Naomi stared into her coffee for a moment. “First of all… I’m not entirely sure he has the legal right to some of the books. He had someone come by the other night and I don’t think they were a reference librarian… And anyway, look at these disks. From what I’m seeing in the text, they’re made from rare metals, though nothing too exotic. I mean, nothing government–restricted, for example; but Wikipedia says they’re still expensive enough. Luckily the device doesn’t require too much of any of those materials, because the inside circles of the disks are almost as thin as foil.”
“Okay. And?”
“Well… the engraving on them… it’s incredibly finely detailed. I didn’t even know you could do that kind of intricate, precise work two thousand years ago. That would have been the really expensive part… at least before modern tools and methods.”
“So it’s pretty.”
Naomi began to look impatient. “Look. I didn’t have time for much, but I managed to get into his workshop a couple times for a few minutes and get pictures of the disk diagrams. They show a bunch of possible setup configurations, though I’m unsure for what.”
Chris interrupted. “You said in your messages that the workshop was locked. How did you get in?”
Her look became more impatient. “Let’s just say I got in, okay? I’m not stupid or helpless. Now look, you see these six of the disks are marked with astrological signs, and these two with signs I haven’t been able to identify searching online.”
Chris looked at her notations. “I’ve never heard of any of these signs. Usagi, Ami, Rei, Makoto, Minako, Hotaro…?”
She rolled her eyes. “Oh god. Those are the classic astrological symbols for the Moon, Mercury, Mars, Jupiter, Venus, and Saturn. When I see those symbols, I think of characters from a Japanese TV show, okay? Those characters from the show represent the planets of the solar system.”
“Ah. So, obviously, Haruka and Michiru are Uranus and Neptune.”
“Very good! And that’s exactly what has me worried.”

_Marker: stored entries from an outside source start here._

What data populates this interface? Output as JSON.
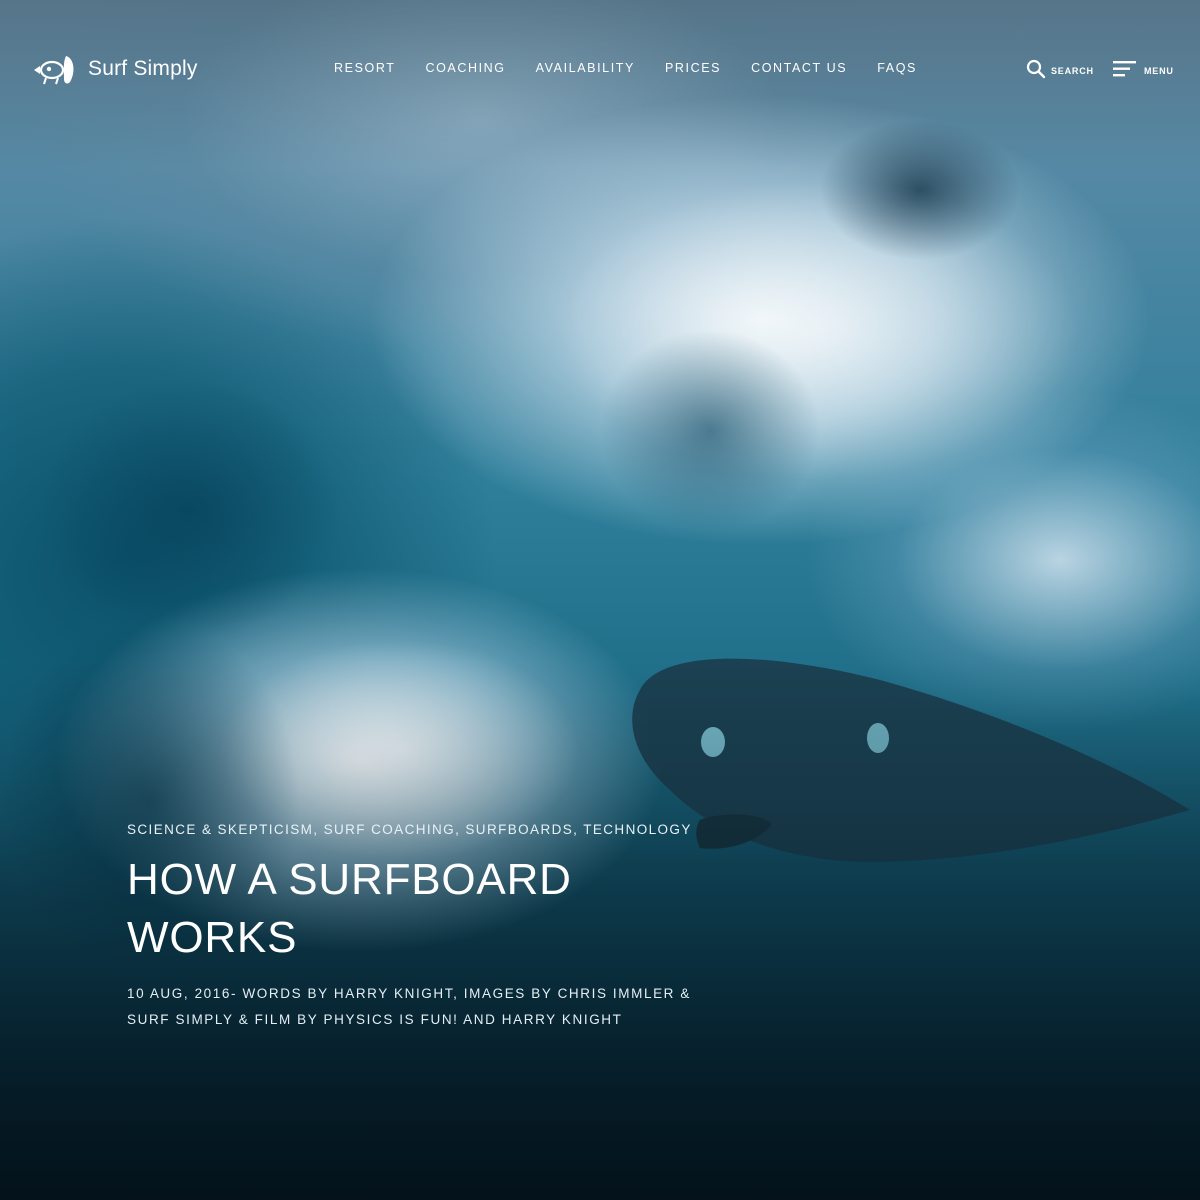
{
  "brand": {
    "name": "Surf Simply"
  },
  "nav": {
    "items": [
      {
        "label": "RESORT"
      },
      {
        "label": "COACHING"
      },
      {
        "label": "AVAILABILITY"
      },
      {
        "label": "PRICES"
      },
      {
        "label": "CONTACT US"
      },
      {
        "label": "FAQS"
      }
    ]
  },
  "utility": {
    "search_label": "SEARCH",
    "search_icon": "search-icon",
    "menu_label": "MENU",
    "menu_icon": "hamburger-icon"
  },
  "article": {
    "categories": [
      {
        "label": "SCIENCE & SKEPTICISM"
      },
      {
        "label": "SURF COACHING"
      },
      {
        "label": "SURFBOARDS"
      },
      {
        "label": "TECHNOLOGY"
      }
    ],
    "category_separator": ", ",
    "title": "HOW A SURFBOARD WORKS",
    "byline": "10 AUG, 2016- WORDS BY HARRY KNIGHT, IMAGES BY CHRIS IMMLER & SURF SIMPLY & FILM BY PHYSICS IS FUN! AND HARRY KNIGHT"
  },
  "colors": {
    "text": "#ffffff",
    "water_deep": "#0b3445",
    "water_mid": "#1f6e88",
    "foam": "#eef5f9"
  }
}
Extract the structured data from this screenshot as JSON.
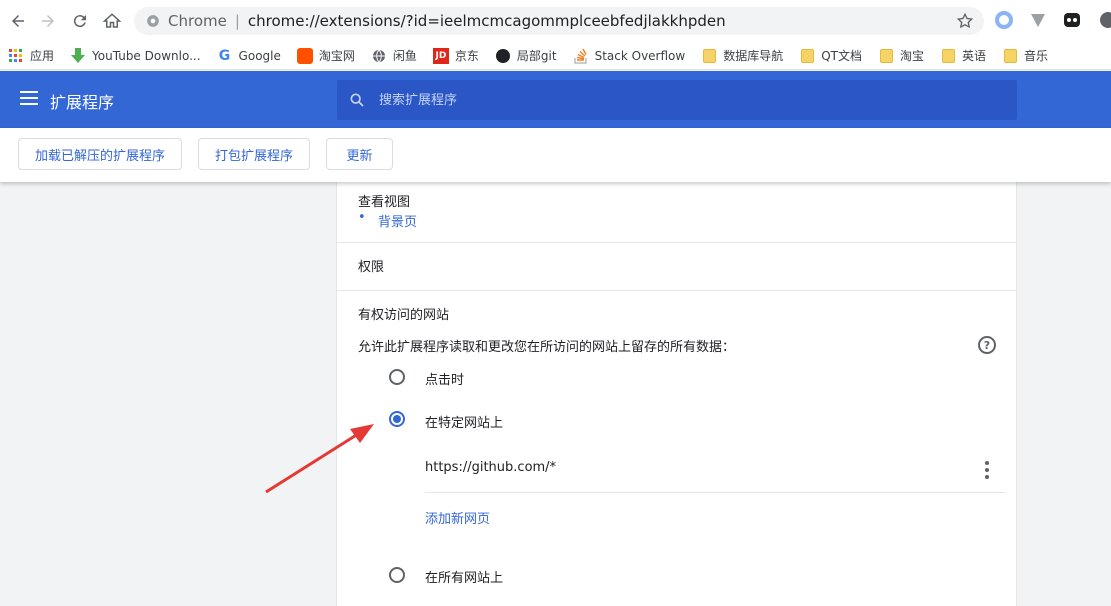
{
  "browser": {
    "url_scheme_label": "Chrome",
    "url": "chrome://extensions/?id=ieelmcmcagommplceebfedjlakkhpden"
  },
  "bookmarks": [
    {
      "label": "应用",
      "icon": "apps-grid-icon"
    },
    {
      "label": "YouTube Downlo...",
      "icon": "download-arrow-icon"
    },
    {
      "label": "Google",
      "icon": "google-icon"
    },
    {
      "label": "淘宝网",
      "icon": "taobao-icon"
    },
    {
      "label": "闲鱼",
      "icon": "globe-icon"
    },
    {
      "label": "京东",
      "icon": "jd-icon"
    },
    {
      "label": "局部git",
      "icon": "github-icon"
    },
    {
      "label": "Stack Overflow",
      "icon": "stackoverflow-icon"
    },
    {
      "label": "数据库导航",
      "icon": "folder-icon"
    },
    {
      "label": "QT文档",
      "icon": "folder-icon"
    },
    {
      "label": "淘宝",
      "icon": "folder-icon"
    },
    {
      "label": "英语",
      "icon": "folder-icon"
    },
    {
      "label": "音乐",
      "icon": "folder-icon"
    }
  ],
  "header": {
    "title": "扩展程序",
    "search_placeholder": "搜索扩展程序"
  },
  "actions": {
    "load_unpacked": "加载已解压的扩展程序",
    "pack": "打包扩展程序",
    "update": "更新"
  },
  "details": {
    "inspect_views_label": "查看视图",
    "background_page_link": "背景页",
    "permissions_label": "权限",
    "site_access_title": "有权访问的网站",
    "site_access_desc": "允许此扩展程序读取和更改您在所访问的网站上留存的所有数据：",
    "options": {
      "on_click": "点击时",
      "on_specific_sites": "在特定网站上",
      "on_all_sites": "在所有网站上"
    },
    "selected_option": "on_specific_sites",
    "site_entry": "https://github.com/*",
    "add_site_link": "添加新网页"
  },
  "colors": {
    "header_blue": "#3367d6",
    "search_blue": "#2a56c6",
    "link_blue": "#3367d6",
    "annotation_red": "#e53935"
  }
}
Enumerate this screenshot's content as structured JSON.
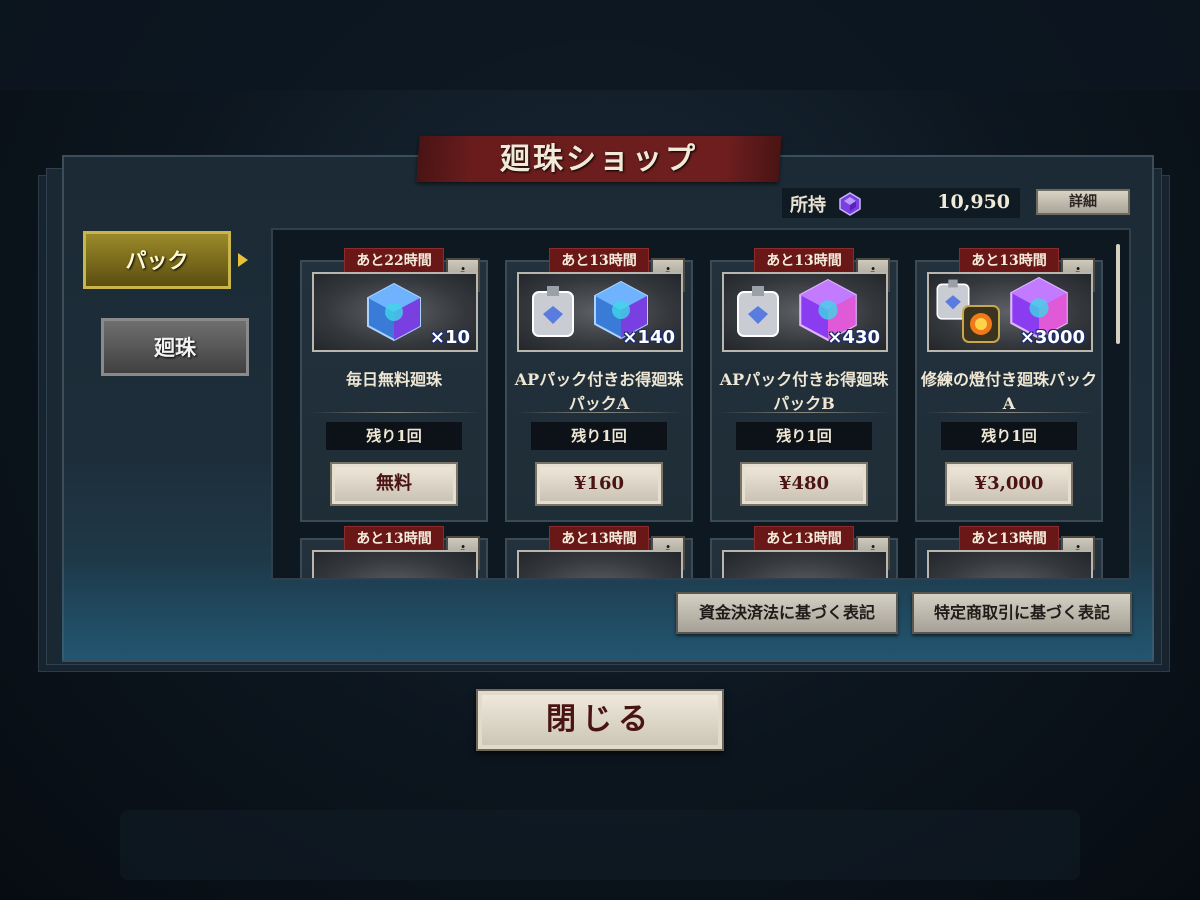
{
  "shop": {
    "title": "廻珠ショップ",
    "owned_label": "所持",
    "owned_value": "10,950",
    "owned_icon": "orb-gem-icon",
    "detail_label": "詳細"
  },
  "tabs": [
    {
      "label": "パック",
      "selected": true
    },
    {
      "label": "廻珠",
      "selected": false
    }
  ],
  "cards": [
    {
      "timer": "あと22時間",
      "info": "i",
      "qty": "×10",
      "name": "毎日無料廻珠",
      "remain": "残り1回",
      "price": "無料"
    },
    {
      "timer": "あと13時間",
      "info": "i",
      "qty": "×140",
      "name": "APパック付きお得廻珠パックA",
      "remain": "残り1回",
      "price": "¥160"
    },
    {
      "timer": "あと13時間",
      "info": "i",
      "qty": "×430",
      "name": "APパック付きお得廻珠パックB",
      "remain": "残り1回",
      "price": "¥480"
    },
    {
      "timer": "あと13時間",
      "info": "i",
      "qty": "×3000",
      "name": "修練の燈付き廻珠パックA",
      "remain": "残り1回",
      "price": "¥3,000"
    },
    {
      "timer": "あと13時間",
      "info": "i"
    },
    {
      "timer": "あと13時間",
      "info": "i"
    },
    {
      "timer": "あと13時間",
      "info": "i"
    },
    {
      "timer": "あと13時間",
      "info": "i"
    }
  ],
  "footer": {
    "payment_act": "資金決済法に基づく表記",
    "commerce_act": "特定商取引に基づく表記",
    "close": "閉じる"
  },
  "colors": {
    "accent_red": "#6a1717",
    "tab_gold": "#9b8a2a",
    "orb_purple": "#8a3cf0"
  }
}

Chris shook his head. “I don’t get it.”
“Great Cthulhu, did you not learn anything in school? These copies may be a few centuries old: but like I just said, the original of this ‘Codex Astromechanisums’ was compiled two thousand years ago. And we have no records to suggest anyone know about Uranus and Neptune back then. Modern science didn’t know about them until the eighteenth and nineteenth centuries. You need advanced telescopes to find them, and Newton didn’t even publish his treatise on optics until 1704.”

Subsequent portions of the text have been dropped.